Who is it that sits at the bottom of society’s ladder? The unskilled, the poor, the minorities, and the failures. It is the latter which I wish to focus on here.

Failure is considered the opposite of success. If the successful are wealthy, the failures are poor. If the successful do interesting work that has a great impact, the failures do monotonous work that doesn’t really matter. If the successful have the freedom to distribute their time and energy and attention, the failures cannot choose how to spend these things. 

It’s no fun being a failure. I would know. By the above metrics—wealth, quality and impact of work, autonomy and flexibility of resources—I am a failure. I have a full time job doing forgettable work. I don’t have much wealth. I don’t have many tangible skills. But I do have one thing that I cling to: I’ve found something I love. Multiple things actually. I read. I write. I practice jiu-jitsu. And when my time isn’t frittered away on the inconsequential things I must do to make a living, I pursue these things I love with all the intensity and vigour I can muster.

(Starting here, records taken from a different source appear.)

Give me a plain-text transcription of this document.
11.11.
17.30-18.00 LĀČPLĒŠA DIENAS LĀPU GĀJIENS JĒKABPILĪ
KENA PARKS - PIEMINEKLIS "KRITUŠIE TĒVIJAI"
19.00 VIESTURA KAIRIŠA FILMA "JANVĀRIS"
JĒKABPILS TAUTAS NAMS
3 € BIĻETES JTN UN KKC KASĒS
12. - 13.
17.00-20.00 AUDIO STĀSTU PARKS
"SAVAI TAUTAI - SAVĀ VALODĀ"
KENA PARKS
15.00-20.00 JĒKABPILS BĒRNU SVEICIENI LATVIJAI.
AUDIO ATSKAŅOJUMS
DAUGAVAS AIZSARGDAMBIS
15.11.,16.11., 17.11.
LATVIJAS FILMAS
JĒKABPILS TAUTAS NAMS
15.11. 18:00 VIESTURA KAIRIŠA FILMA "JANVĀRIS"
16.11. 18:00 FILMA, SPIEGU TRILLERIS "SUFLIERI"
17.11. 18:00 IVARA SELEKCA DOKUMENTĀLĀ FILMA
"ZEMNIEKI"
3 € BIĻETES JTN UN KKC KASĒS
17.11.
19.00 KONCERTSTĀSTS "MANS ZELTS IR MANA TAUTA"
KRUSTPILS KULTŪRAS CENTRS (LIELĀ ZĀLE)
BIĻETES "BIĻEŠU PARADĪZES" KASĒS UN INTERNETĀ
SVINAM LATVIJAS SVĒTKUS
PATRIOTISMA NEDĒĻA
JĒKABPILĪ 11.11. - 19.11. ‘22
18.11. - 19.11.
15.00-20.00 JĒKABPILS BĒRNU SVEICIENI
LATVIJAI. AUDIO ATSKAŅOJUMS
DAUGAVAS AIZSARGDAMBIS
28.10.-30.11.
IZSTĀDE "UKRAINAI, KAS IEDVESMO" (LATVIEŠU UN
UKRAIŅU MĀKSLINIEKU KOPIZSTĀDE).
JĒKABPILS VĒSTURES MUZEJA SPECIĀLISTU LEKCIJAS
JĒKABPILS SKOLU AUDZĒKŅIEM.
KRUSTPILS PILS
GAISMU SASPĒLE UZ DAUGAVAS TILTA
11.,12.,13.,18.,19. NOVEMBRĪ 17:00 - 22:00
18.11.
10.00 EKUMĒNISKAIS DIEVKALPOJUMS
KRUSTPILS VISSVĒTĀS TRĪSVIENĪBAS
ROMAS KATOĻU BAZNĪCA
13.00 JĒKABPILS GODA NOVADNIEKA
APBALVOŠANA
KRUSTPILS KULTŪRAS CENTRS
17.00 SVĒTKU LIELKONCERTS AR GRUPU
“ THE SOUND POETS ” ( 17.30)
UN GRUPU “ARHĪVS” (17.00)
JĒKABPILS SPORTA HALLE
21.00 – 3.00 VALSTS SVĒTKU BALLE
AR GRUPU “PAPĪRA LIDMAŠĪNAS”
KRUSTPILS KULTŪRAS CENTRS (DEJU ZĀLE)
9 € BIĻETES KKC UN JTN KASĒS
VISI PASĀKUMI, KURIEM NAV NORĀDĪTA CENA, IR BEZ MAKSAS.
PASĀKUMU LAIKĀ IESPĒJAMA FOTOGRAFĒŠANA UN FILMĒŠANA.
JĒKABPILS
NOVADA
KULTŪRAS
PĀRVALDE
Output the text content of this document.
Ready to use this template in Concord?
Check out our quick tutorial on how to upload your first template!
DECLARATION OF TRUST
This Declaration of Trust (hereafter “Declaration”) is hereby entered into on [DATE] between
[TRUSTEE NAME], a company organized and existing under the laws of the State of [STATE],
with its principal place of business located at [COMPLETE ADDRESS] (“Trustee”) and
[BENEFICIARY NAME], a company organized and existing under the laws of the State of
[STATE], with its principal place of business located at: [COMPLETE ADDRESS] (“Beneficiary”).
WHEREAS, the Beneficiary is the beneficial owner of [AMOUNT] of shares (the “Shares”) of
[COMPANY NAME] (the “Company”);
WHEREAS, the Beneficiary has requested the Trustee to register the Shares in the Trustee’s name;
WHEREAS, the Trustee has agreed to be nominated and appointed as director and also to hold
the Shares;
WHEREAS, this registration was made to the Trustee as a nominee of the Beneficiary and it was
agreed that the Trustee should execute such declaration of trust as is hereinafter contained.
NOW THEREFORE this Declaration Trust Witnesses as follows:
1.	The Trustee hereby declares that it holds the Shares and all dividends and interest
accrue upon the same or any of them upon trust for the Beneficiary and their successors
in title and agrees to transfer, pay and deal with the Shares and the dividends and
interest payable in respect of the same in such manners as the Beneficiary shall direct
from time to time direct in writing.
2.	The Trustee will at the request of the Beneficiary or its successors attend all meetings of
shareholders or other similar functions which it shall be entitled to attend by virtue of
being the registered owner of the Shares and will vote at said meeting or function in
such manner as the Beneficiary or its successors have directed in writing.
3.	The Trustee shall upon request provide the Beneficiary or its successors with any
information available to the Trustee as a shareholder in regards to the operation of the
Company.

And it is this experience that has forced me to reformulate the “die on my feet rather than live on my knees” ideal. It’s unlikely that I’m going to have to put my life on the line for what I believe. But it is very likely—it’s already happened—that I’ll have to gamble my position in society on the same things. 

The heroic men and women of old died on their feet. They made the ultimate sacrifice. Me? You? Everyone else? The biggest sacrifice we can make is the position we hold amongst our peers. And with that in mind, I’ve come to realise the following: I would rather fail trying to do something I love, than succeed doing something I hate.